I don’t know about you, but squash has been piling up on my counter. It’s beautiful, sure, but it’s not there for decoration.  I was getting more and more squash every week in my veggie box, and I think it was starting to taunt me.  So what do you do to things that taunt you?  You turn them into bisque!

And actually, in all seriousness, this is the best squash soup I have ever made.  Ever.  And it’s all thanks to my homemade veggie broth.  I knew the broth was nice when I made it, but I had no idea how much it would actually improve the favor of the things I made with it.

I made this with my favorite squash, delicata squash.  Delicata is an heirloom squash that I first tried when I joined a CSA.  Since it’s an heirloom veggie, it’s grown for flavor and not for mass-shipping; the thin skin of this squash made it harder to transport thousands of miles from where it was grown. Consequently it has been largely ignored for the last 75 years or so.  It’s gaining popularity now, so you have a good chance of finding it at your local store or farmers market.

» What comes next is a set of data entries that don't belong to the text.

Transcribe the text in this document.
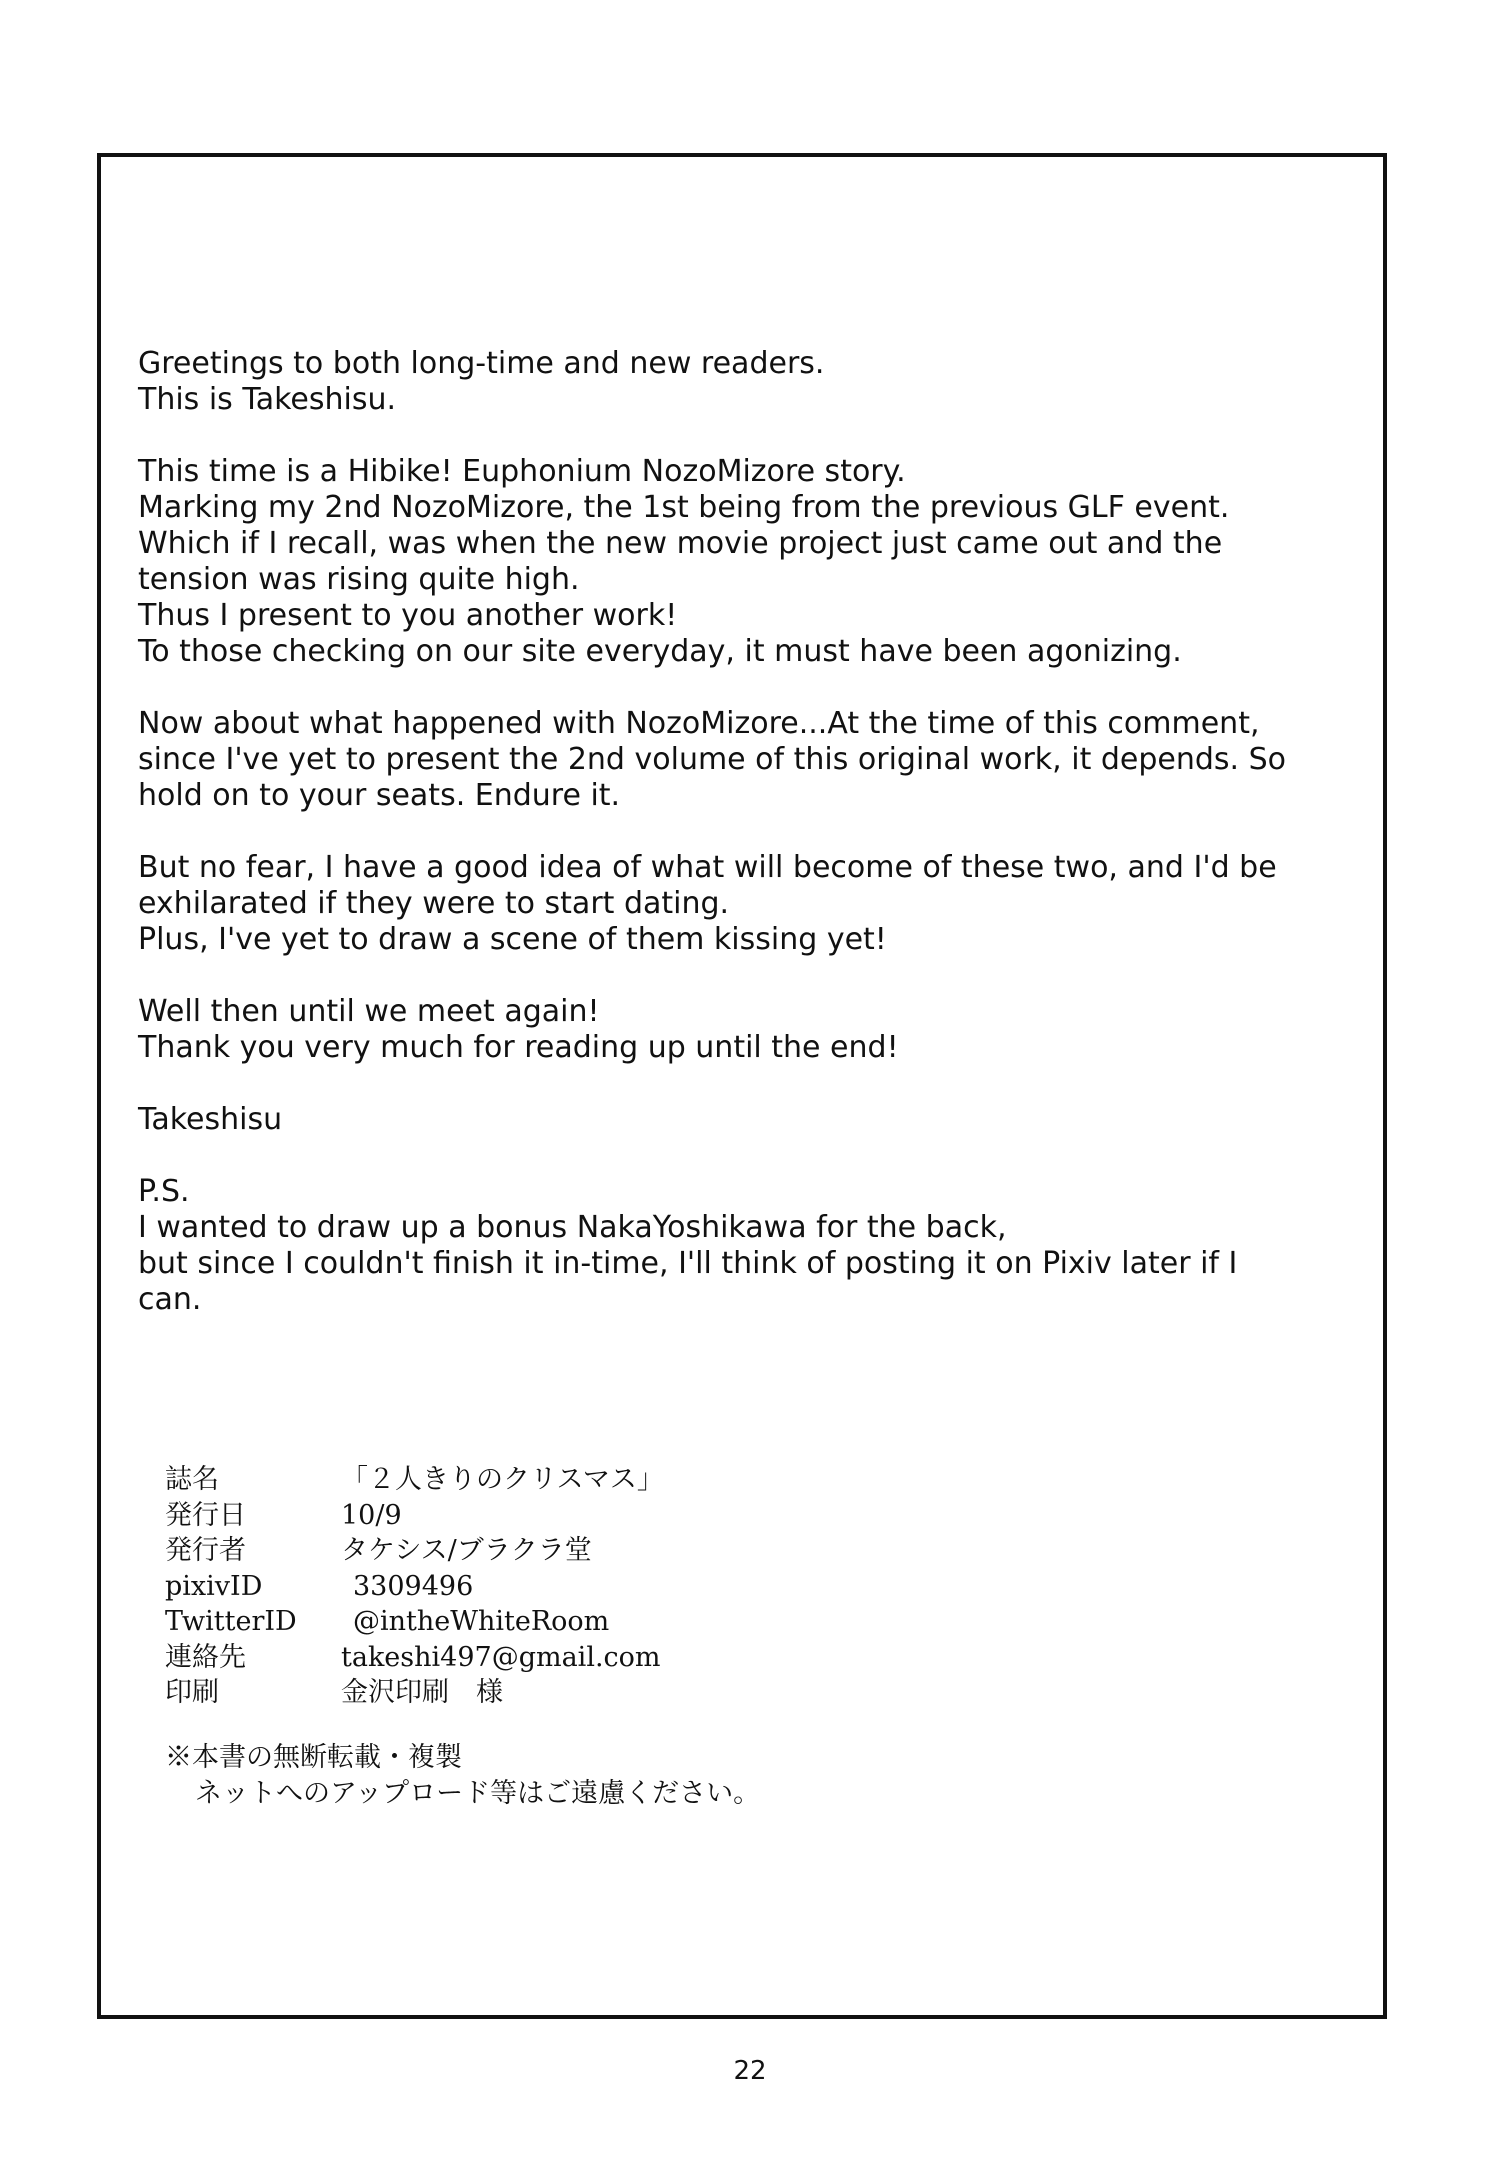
Greetings to both long-time and new readers.
This is Takeshisu.

This time is a Hibike! Euphonium NozoMizore story.
Marking my 2nd NozoMizore, the 1st being from the previous GLF event.
Which if I recall, was when the new movie project just came out and the
tension was rising quite high.
Thus I present to you another work!
To those checking on our site everyday, it must have been agonizing.

Now about what happened with NozoMizore...At the time of this comment,
since I've yet to present the 2nd volume of this original work, it depends. So
hold on to your seats. Endure it.

But no fear, I have a good idea of what will become of these two, and I'd be
exhilarated if they were to start dating.
Plus, I've yet to draw a scene of them kissing yet!

Well then until we meet again!
Thank you very much for reading up until the end!

Takeshisu

P.S.
I wanted to draw up a bonus NakaYoshikawa for the back,
but since I couldn't finish it in-time, I'll think of posting it on Pixiv later if I
can.

誌名	「２人きりのクリスマス」
発行日	10/9
発行者	タケシス/ブラクラ堂
pixivID	3309496
TwitterID	@intheWhiteRoom
連絡先	takeshi497@gmail.com
印刷	金沢印刷　様
※本書の無断転載・複製
ネットへのアップロード等はご遠慮ください。
22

The thin skin is a great asset, in my opinion.  It makes it easy to prepare (you don’t need an axe and and a tree-stump to cut up this squash), and you can even leave the skin on and–get this–eat it after baking! But besides the skin, the flesh is golden, sweet, and smoothly-textured.  It’s perfect for just baking, or blending into a lovely silky bisque.

And man this is a lovely bisque.  This is rich, full-bodied, yet very, very simple.  So simple you won’t believe how such an easy soup can taste so wonderful.  I use a cashew cream (one of my favorite tricks) to give this soup a velvety rich texture and creamy flavor that won’t disappoint.  Start with a high-quality vegetable broth and this will be your favorite soup of the season.

(Oh, and feel free to try this with other kinds of squash, but if you’ve never had delicata and you can find it, this is a great recipe to try it out!)

Delicata Squash Bisque
Serves 4 large bowls, 6-8 Cups

3 Pounds Delicata Squash, (2 pounds after prepping)
Oil for roasting
4 Cups Rich Vegetable Broth
1 tsp Thyme
Lots of Black Pepper
1 1/2 tsp Salt, more or less to taste

Cashew Cream
1 Cup Raw, Unsalted Cashews
1 Cup Rich Vegetable Broth, divided

Preheat oven to 400º F.

Peel squash and chop off the ends.  Halve the squash and scrape out the seeds.  Place on a baking sheet cut-side down and brush lightly with oil.  Bake for 30-40 minutes until tender and beginning to brown.  Flip squash before the baking is finished if needed to prevent burning.

Delicata Squash

Meanwhile, add the cashews to your blender and 1/2 cup of veggie broth. Begin pulsing to incorporate, eventually turning the blender all the way on while slowly adding the other 1/2 cup of broth. Once all the broth is added (1 cup total), let the blender run for 1-2 minutes until very, very smooth. Set cream aside.  If your blender can’t get the cream completely smooth, strain before adding it to the soup.

Remove squash from the oven. Using a spatula, transfer it into a large soup pot. Break up the squash into chunks with a spoon or your spatula and add 4 cups of veggie broth, thyme, and black pepper. Bring to a boil then turn down the heat and let simmer for 20 minutes, covered.

Working in batches if needed, blend the soup until very smooth, being careful not to overfill your blender. My 64 oz blender fit the entire batch of soup.

Return the blended soup to the pot and add all but 1/4 cup of the cashew cream. Season with salt and more pepper. How much salt you add with depend on how salty your broth is to begin with. I thought 1 1/2 tsp salt was perfect for my batch, but yours might differ.

Remove soup to bowls (or mugs!) and garnish with extra cashew cream drizzled on the top and some fresh black pepper.  Little squigglies of cream look nice, but you can also draw hearts or stars or swirls, whatever!